By R.C. Peris
Oddly, Kindred has set on my bookshelf for years. I carted it from LA to Phoenix. It was always on my to read list. As 2017 draws to a close, I evaluated what I had read for the year. It was not a good year for reading but it was an excellent year for writing. I completed a children’s picture book and two novels in two months. What I didn’t do was read a whole lot. I read Jane Eyre for the tenth time. I read Far From the Madding Crowd for the first time. I read Lady Chatterley’s Lover for the third time (I read it every decade and marvel at my changing views of it).
I have decided I did not have a good year reading.

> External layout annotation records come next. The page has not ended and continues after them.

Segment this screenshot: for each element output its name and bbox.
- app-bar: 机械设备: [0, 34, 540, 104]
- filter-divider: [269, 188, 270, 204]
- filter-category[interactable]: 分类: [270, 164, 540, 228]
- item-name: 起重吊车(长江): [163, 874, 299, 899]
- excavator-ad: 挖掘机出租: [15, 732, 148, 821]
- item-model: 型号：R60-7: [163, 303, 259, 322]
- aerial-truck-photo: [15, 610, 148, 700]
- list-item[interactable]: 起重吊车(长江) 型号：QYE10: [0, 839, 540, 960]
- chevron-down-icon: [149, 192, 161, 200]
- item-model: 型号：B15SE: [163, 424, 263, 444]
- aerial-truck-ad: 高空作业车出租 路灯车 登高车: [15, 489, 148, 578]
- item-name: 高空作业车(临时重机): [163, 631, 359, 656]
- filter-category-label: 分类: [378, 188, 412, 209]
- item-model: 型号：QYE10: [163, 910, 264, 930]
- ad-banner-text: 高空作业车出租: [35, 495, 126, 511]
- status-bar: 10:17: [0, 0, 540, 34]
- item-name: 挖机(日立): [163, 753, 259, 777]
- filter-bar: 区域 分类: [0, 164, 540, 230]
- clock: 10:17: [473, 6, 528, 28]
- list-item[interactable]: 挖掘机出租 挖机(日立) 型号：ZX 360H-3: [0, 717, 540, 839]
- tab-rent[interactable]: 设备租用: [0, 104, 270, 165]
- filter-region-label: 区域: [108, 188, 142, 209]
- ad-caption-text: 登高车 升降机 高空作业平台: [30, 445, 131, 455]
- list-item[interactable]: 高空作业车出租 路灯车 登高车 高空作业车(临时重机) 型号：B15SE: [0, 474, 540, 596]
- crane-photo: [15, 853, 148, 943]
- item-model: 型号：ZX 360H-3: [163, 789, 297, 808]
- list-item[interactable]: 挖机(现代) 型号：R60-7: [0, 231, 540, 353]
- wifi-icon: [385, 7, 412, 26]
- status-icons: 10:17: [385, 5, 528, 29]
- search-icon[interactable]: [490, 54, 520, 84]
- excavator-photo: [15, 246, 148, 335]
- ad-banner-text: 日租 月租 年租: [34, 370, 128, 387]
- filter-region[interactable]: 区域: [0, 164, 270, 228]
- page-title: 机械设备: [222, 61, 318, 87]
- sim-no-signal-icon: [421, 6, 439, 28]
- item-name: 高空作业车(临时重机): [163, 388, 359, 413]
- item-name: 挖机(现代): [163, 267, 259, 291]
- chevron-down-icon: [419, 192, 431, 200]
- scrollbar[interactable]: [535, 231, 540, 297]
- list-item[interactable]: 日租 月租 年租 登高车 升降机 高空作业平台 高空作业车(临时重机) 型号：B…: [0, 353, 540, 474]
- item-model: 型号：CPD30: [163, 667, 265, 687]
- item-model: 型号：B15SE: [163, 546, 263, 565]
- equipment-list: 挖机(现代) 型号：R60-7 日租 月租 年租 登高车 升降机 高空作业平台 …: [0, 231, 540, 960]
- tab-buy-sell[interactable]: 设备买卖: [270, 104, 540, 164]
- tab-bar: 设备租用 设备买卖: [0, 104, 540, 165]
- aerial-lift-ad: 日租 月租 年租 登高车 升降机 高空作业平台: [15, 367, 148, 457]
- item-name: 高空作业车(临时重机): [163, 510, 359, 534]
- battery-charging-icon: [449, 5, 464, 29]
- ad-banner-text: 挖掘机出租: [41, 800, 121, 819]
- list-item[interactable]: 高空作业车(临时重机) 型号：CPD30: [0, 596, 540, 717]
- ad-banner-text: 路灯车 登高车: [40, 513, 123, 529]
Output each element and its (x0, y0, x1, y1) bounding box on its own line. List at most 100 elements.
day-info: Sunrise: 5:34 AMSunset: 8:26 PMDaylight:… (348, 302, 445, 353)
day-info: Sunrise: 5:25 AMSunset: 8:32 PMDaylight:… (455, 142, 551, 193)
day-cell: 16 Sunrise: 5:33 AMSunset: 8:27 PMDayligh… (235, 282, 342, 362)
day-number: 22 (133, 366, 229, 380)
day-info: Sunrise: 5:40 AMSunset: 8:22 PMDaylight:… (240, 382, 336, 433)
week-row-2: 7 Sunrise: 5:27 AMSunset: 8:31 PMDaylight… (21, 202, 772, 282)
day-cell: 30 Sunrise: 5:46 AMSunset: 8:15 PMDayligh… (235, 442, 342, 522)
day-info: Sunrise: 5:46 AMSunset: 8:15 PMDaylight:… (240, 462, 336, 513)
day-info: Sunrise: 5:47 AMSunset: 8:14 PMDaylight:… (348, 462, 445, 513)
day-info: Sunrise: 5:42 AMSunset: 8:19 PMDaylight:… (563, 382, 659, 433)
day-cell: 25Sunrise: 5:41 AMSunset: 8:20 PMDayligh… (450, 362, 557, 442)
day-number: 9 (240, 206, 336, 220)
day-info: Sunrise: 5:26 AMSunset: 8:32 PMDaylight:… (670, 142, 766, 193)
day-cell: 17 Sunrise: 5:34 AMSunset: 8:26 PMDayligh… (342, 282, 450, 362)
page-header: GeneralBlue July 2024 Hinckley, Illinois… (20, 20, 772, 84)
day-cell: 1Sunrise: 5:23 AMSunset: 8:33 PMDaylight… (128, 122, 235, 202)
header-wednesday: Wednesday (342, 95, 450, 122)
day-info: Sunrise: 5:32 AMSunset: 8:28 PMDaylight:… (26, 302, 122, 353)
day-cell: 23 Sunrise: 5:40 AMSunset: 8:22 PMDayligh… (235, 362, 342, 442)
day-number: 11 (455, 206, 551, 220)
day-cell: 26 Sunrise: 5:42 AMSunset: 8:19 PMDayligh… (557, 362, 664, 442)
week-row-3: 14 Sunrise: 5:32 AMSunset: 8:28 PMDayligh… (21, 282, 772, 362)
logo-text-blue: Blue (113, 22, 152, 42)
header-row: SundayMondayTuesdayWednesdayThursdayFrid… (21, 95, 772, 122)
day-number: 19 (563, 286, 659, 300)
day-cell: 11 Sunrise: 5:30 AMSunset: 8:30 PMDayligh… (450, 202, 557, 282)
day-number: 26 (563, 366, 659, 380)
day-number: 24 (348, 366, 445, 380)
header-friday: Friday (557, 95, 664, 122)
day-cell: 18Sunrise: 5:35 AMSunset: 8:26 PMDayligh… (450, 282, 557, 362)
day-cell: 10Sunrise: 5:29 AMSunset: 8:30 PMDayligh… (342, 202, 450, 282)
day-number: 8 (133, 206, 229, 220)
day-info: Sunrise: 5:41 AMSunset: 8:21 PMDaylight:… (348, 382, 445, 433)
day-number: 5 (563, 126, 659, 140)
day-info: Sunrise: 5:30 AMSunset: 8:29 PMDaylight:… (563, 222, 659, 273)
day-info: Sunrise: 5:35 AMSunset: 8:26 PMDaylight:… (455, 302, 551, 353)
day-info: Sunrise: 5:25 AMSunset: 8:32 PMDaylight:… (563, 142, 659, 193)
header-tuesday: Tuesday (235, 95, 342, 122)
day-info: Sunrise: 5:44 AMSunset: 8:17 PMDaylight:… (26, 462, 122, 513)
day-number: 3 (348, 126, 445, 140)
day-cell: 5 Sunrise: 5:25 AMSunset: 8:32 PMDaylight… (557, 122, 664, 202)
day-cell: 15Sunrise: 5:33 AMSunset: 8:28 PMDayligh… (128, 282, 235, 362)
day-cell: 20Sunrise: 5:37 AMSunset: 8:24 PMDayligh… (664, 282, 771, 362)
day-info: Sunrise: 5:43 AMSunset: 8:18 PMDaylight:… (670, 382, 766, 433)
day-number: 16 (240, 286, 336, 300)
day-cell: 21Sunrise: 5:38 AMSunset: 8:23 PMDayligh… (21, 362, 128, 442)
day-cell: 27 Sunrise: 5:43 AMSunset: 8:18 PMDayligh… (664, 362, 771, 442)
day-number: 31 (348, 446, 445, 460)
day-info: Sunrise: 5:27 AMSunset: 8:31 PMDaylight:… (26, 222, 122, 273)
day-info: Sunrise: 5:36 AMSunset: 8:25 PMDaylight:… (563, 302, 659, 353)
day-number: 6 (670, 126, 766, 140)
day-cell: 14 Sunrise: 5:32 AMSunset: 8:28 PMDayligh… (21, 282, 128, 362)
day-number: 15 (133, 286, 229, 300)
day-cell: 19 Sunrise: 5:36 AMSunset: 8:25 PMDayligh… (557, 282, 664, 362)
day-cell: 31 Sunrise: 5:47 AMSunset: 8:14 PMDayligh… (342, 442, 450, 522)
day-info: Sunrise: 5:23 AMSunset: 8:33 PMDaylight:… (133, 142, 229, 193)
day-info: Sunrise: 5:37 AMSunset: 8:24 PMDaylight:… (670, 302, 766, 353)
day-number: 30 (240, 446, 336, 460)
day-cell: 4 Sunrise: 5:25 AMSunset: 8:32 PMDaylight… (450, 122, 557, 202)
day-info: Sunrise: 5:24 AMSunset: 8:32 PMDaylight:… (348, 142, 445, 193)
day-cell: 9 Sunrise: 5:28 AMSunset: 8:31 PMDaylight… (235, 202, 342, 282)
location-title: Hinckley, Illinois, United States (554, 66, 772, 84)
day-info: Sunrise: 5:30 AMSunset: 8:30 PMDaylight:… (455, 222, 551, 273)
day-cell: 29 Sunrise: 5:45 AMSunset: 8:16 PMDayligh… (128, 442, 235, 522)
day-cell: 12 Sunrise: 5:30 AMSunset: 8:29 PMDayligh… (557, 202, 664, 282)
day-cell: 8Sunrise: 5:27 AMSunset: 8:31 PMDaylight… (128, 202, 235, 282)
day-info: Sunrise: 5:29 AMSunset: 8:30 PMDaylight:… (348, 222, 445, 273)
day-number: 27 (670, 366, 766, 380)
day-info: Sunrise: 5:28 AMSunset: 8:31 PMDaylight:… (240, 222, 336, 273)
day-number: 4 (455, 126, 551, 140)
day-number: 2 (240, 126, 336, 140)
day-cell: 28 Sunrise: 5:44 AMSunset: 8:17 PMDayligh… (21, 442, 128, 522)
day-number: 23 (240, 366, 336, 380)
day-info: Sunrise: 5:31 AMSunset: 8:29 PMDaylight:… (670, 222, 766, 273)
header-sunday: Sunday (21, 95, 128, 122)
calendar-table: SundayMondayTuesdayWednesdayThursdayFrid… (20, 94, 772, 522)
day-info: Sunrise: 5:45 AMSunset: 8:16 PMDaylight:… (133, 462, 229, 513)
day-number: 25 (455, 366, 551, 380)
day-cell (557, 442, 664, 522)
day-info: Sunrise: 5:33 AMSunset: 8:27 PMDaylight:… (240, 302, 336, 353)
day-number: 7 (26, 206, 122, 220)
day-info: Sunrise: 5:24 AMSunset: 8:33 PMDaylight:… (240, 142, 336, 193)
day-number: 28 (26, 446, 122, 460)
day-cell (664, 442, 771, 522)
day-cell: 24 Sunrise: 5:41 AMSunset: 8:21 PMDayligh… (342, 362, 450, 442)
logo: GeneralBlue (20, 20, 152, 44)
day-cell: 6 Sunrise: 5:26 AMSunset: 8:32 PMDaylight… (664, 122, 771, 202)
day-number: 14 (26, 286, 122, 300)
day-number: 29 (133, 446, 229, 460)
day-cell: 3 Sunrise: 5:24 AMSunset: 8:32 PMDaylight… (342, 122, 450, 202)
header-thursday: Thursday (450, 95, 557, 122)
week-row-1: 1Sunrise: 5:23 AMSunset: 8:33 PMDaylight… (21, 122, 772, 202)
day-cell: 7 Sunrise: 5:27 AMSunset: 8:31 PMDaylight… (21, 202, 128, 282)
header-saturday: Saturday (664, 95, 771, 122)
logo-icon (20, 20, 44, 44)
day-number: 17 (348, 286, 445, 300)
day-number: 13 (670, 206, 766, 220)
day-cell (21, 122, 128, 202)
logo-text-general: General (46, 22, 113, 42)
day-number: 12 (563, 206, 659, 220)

For 2018, I will read more women authors, science fiction, and books by people of color or diverse cultures. I discovered many lists of book suggestions for these categories. It’s not 2018 but I decided to start early. I pulled Kindred off the shelf. Octavia Butler hits all three of my reading goals. She’s a woman, black, and a science fiction writer. I read her biography. We are both California natives. I was surprised to learn she had dyslexia. She didn’t drive for that reason. It’s hard to live in the Los Angeles area without driving. She rode a lot of buses. I lived in Pasadena when she was alive. I didn’t have a car for several months and I wondered if I ever rode the bus with her. She was friendly to everyone.
Octavia Butler’s dyslexia made me evaluate her writing style carefully. Her prose is clear, straightforward, and cogent. It’s a joy reading her words. I do miss the lyricism that other writers, like Leslie Marmon Silko, can interweave in their prose. But Octavia Butler’s writing style matches her subject. Kindred is about the horror of slavery and the courage the slaves demonstrated in light of their reality. I don’t think poetic lyricism would have been appropriate. Concise language reveals the horror of slavery. Concise language makes you afraid. Concise language conveys the injustice of slavery.
Octavia Butler died at the age of 58. She was one of the first female science fiction writers and one of the first who was black. She was a trailblazer who became the first science fiction writer to win the MacArthur grant. Kindred is a great novel about the dark shadow of American history – slavery.